Hi Friends,
I have written a script to capture system performance every hour and redirected to output file. How to overwrite the file every next day?
Thanks
Suresh
Hi Friends,
I have written a script to capture system performance every hour and redirected to output file. How to overwrite the file every next day?
Thanks
Suresh
Hi,
You can schedule cron job to remove file every day like below.
0 0 * * * rm -f namefFile
Thanks
Pravin
There's a few ways:
script >| file
.In CarloM's very good answer - the >| is a POSIX required shell redirection operator - it overrides the noclobber option. You seldom see it in posts on this forum.
Shorthand for truncating a file (make a file zero length):
>| myfile (works regardless of noclobber option)

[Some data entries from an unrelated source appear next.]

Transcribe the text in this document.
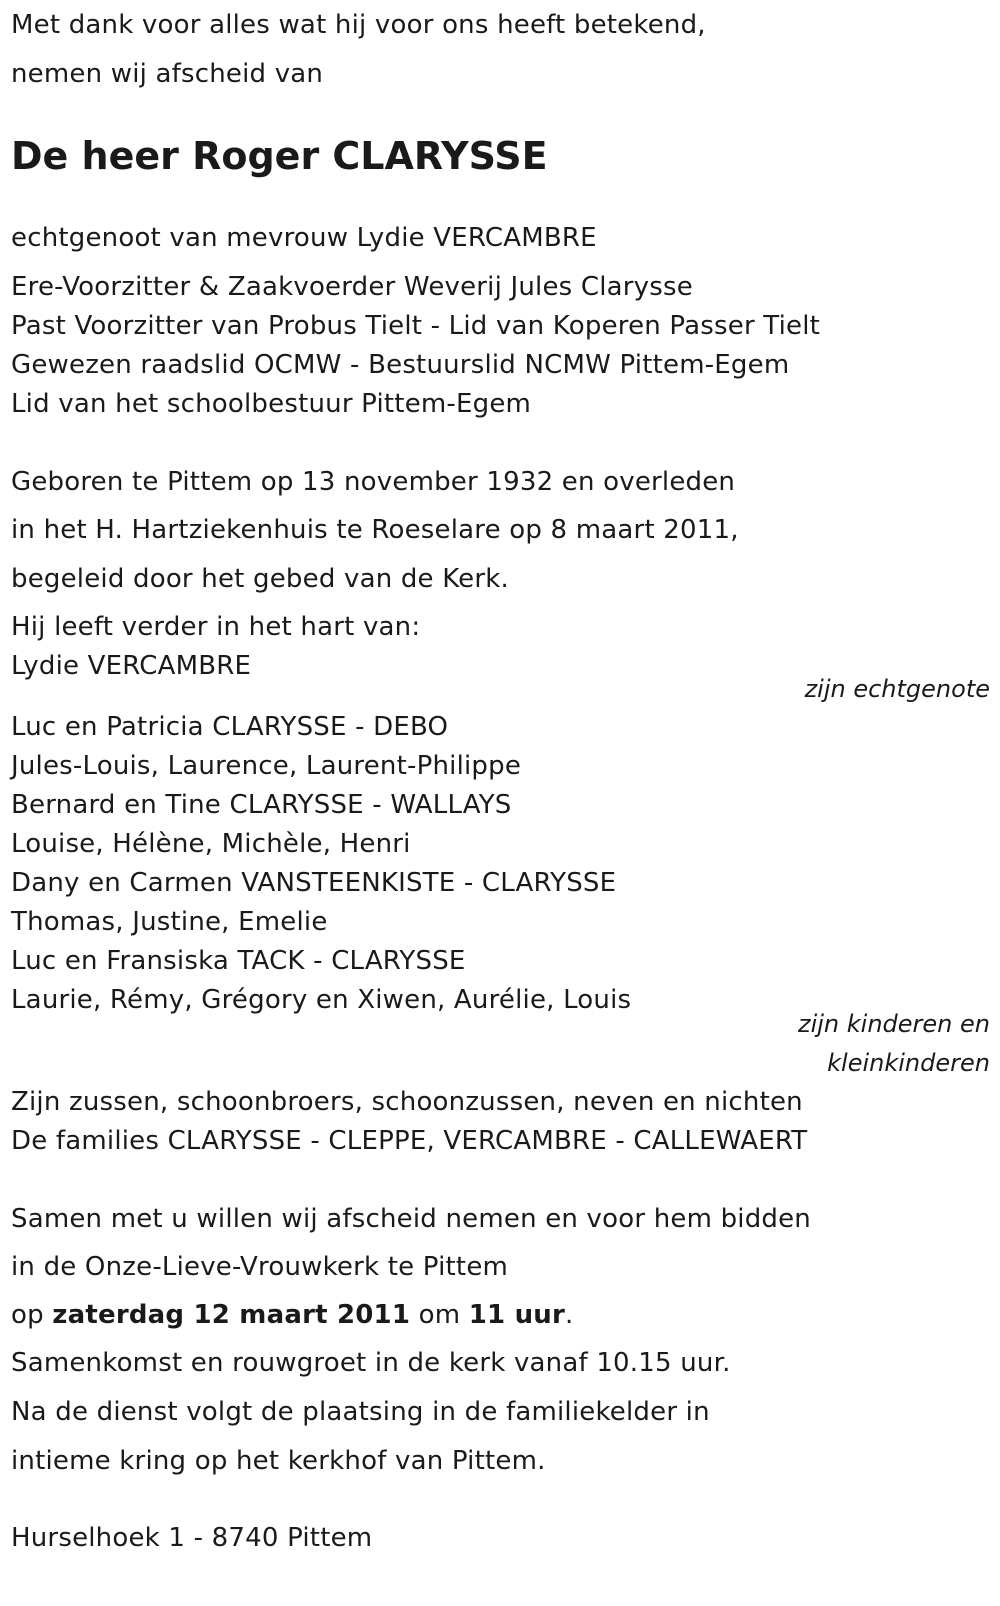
Met dank voor alles wat hij voor ons heeft betekend,
nemen wij afscheid van
De heer Roger CLARYSSE
echtgenoot van mevrouw Lydie VERCAMBRE
Ere-Voorzitter & Zaakvoerder Weverij Jules Clarysse
Past Voorzitter van Probus Tielt - Lid van Koperen Passer Tielt
Gewezen raadslid OCMW - Bestuurslid NCMW Pittem-Egem
Lid van het schoolbestuur Pittem-Egem
Geboren te Pittem op 13 november 1932 en overleden
in het H. Hartziekenhuis te Roeselare op 8 maart 2011,
begeleid door het gebed van de Kerk.
Hij leeft verder in het hart van:
Lydie VERCAMBRE
zijn echtgenote
Luc en Patricia CLARYSSE - DEBO
Jules-Louis, Laurence, Laurent-Philippe
Bernard en Tine CLARYSSE - WALLAYS
Louise, Hélène, Michèle, Henri
Dany en Carmen VANSTEENKISTE - CLARYSSE
Thomas, Justine, Emelie
Luc en Fransiska TACK - CLARYSSE
Laurie, Rémy, Grégory en Xiwen, Aurélie, Louis
zijn kinderen en
kleinkinderen
Zijn zussen, schoonbroers, schoonzussen, neven en nichten
De families CLARYSSE - CLEPPE, VERCAMBRE - CALLEWAERT
Samen met u willen wij afscheid nemen en voor hem bidden
in de Onze-Lieve-Vrouwkerk te Pittem
op zaterdag 12 maart 2011 om 11 uur.
Samenkomst en rouwgroet in de kerk vanaf 10.15 uur.
Na de dienst volgt de plaatsing in de familiekelder in
intieme kring op het kerkhof van Pittem.
Hurselhoek 1 - 8740 Pittem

> myfile (works when noclobber is not set, which is usually the default setting)
You control noclobber this way
set +o noclobber # turn off default for most users on most systems, except for "read-only" users.
set -o noclobber # turn on Note: a priori the -/+ signs appear to be backwards but this is correct
So you could add this to your crontab:
1 0 * * * >| /path/to/file/to/overwrite
This runs at one minute after midnight every day. The file is empty after this code runs, regardless of shell options.
What if the file is held open by an application running? Will that application write to file offset 0, or will the file continue to exist on disk, but lose its directory entry?